Russia, India, and Brazil failed to come anywhere close to China’s incredible growth.
India was perhaps the biggest letdown of all.
Some blame a chaotic political system that could never streamline growth in the way a communist-led Chinese authority was able to achieve.
The BRIC investment theme has long since gathered dust in the economic archives.
Growth is squarely focused on China…it’s been that way for almost two decades.
However, right now, the long-held view is shaky…the People’s Bank of China (PBOC) continues to juggle deflationary threats and a declining property market.
But burned from experiences of the past, investors are perhaps slow to accept the idea that other nations could take the reigns as major growth economies.
So, what’s the catalyst that might see new emerging nations repeat the China growth story?
Geopolitical tensions re-awaken the BRIC investment theme
You’re no doubt aware of the growing rift between China and the West.
The fallout is already having consequences for trade and supply chains…
Just this month, China announced restrictions on gallium and germanium exports, key ingredients in computer chips and other high-end tech devices — a reaction to earlier trade restrictions from the US.
The Middle Kingdom hit back in the best way it could…through its dominance of critical metal supply.
Perhaps a little shaken from the consequences, US officials offered no comment on China’s counterpunch.
The situation is set to deepen as each side seeks to throw a harder blow in the geopolitical boxing ring.
That’s why Western-owned manufacturers are growing nervous about their Chinese-based operations.
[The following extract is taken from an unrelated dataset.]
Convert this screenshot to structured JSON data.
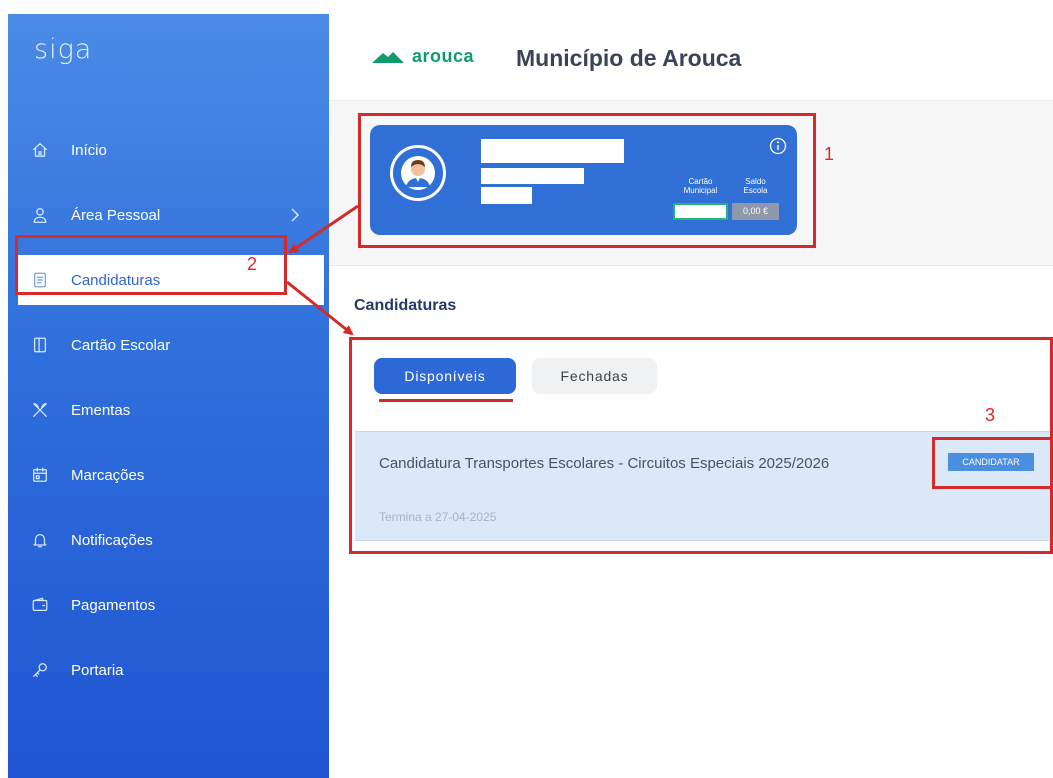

iPhones, Prada handbags, LEGO blocks….just a tiny selection of the thousands of brands owned by the West but whose goods are produced in China.
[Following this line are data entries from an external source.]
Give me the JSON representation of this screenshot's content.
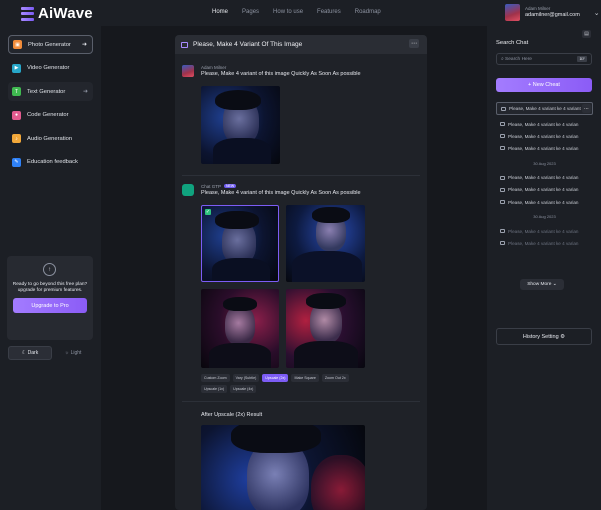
{
  "brand": {
    "name": "AiWave"
  },
  "nav": [
    "Home",
    "Pages",
    "How to use",
    "Features",
    "Roadmap"
  ],
  "user": {
    "name": "Adam Milner",
    "email": "adamilner@gmail.com"
  },
  "sidebar": {
    "items": [
      {
        "label": "Photo Generator",
        "color": "#f28c3a",
        "active": true
      },
      {
        "label": "Video Generator",
        "color": "#27a7c9"
      },
      {
        "label": "Text Generator",
        "color": "#3fb950",
        "hover": true
      },
      {
        "label": "Code Generator",
        "color": "#e35b8f"
      },
      {
        "label": "Audio Generation",
        "color": "#f2a83a"
      },
      {
        "label": "Education feedback",
        "color": "#2f81f7"
      }
    ],
    "promo_text": "Ready to go beyond this free plan? upgrade for premium features.",
    "upgrade_label": "Upgrade to Pro",
    "theme_dark": "Dark",
    "theme_light": "Light"
  },
  "chat": {
    "title": "Please, Make 4 Variant Of This Image",
    "user_name": "Adam Milner",
    "user_message": "Please, Make 4 variant of this image Quickly As Soon As possible",
    "bot_name": "Chat GTP",
    "bot_badge": "NEW",
    "bot_message": "Please, Make 4 variant of this image Quickly As Soon As possible",
    "actions": [
      "Custom Zoom",
      "Vary (Subtle)",
      "Upscale (2x)",
      "Make Square",
      "Zoom Out 2x",
      "Upscale (1x)",
      "Upscale (4x)"
    ],
    "active_action": "Upscale (2x)",
    "result_label": "After Upscale (2x)  Result"
  },
  "history": {
    "title": "Search Chat",
    "search_placeholder": "Search Here",
    "search_shortcut": "⌘F",
    "new_label": "+  New Cheat",
    "items_a": [
      "Please, Make 4 variant ke 4 variant",
      "Please, Make 4 variant ke 4 varian",
      "Please, Make 4 variant ke 4 varian",
      "Please, Make 4 variant ke 4 varian"
    ],
    "date_1": "30 Aug 2023",
    "items_b": [
      "Please, Make 4 variant ke 4 varian",
      "Please, Make 4 variant ke 4 varian",
      "Please, Make 4 variant ke 4 varian"
    ],
    "date_2": "30 Aug 2023",
    "items_c": [
      "Please, Make 4 variant ke 4 varian",
      "Please, Make 4 variant ke 4 varian"
    ],
    "show_more": "Show More",
    "setting_label": "History Setting"
  }
}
Enter emerging economies (ex-China)…
If we had one global economic catalyst that would bring new nations into their very own ‘China moment’, then this is it.
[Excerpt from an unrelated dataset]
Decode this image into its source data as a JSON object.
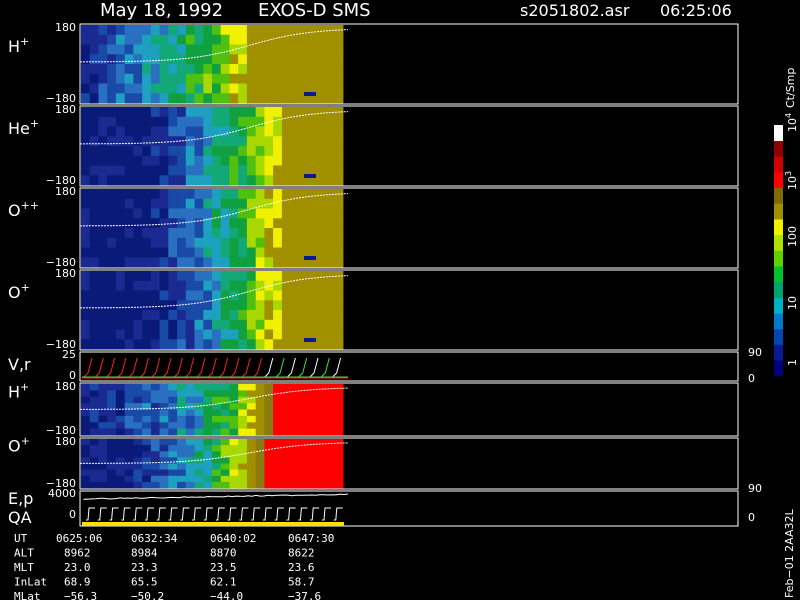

India, Indonesia, Vietnam and Mexico alone may not spark the gigantean middle-class migration of the early 2000s, yet combined offer a powerful economic force.
These are the regions attracting multinational companies looking to divest their China exposure.
But it seems some investors are already waking up to the opportunities…
Mexico’s equity market has surprised many, soaring into new-all-time highs this year.
In fact, the Nasdaq Small-Cap Mexico Index has gained a staggering 214% from its 2020 COVID lows.
As you can see below, the index has rocketed past its previous all-time highs.
But if we distil the situation between China and the West, Mexico’s stunning growth makes sense.
You see, this emerging nation has one key advantage…it’s located on the doorstep of the world’s largest economy.
The US…the headquarters for multi-billion tech and manufacturing giants…the very companies that enabled China to become what it is today.
Except these giants are now changing gears and reversing out of China.
Mexico appears to be one of the early beneficiaries of this trend.
In early 2023, Tesla announced that it would build its next generation EVs through a newly built gigafactory in the land of sombreros and tequilas.
It’s the key strategy behind the company’s goal to sell affordable $25,000 EVs, thus breaking into the mass market.
No doubt, Tesla is just one of numerous US manufacturing giants set to make the journey back to the Americas.
Yet, Mexico alone won’t be able to absorb this enormous China exodus.
India will play its role too…it’s perhaps one of the reasons this nation of more than 1.4 billion people was one of the fastest-growing copper markets in 2022.
In fact, India was one of the first nations to resume copper imports to pre-COVID levels.
Such is the demand from manufacturing and building development.
According to Reuters, rising copper consumption is being driven by the property sector, home appliance makers and green energy transition industries such as electric vehicles, solar and wind power plants.
In other words, the industries that helped shape China’s emergence into an economic powerhouse.
Yet India’s copper imports still pale in comparison to China which accounts for around 50% of global demand.
However, this is an emerging trend…one that is perhaps still in its very early stages.
Employment, wealth, and construction are set to flood the emerging manufacturing frontiers as they absorb the China exodus.
The stage is set…India, South-East Asia, and Mexico are all bracing to take market share away from the world’s manufacturing epicentre.
It’s time to dust off that old BRIC investment handbook and revisit this new EMERGING trend.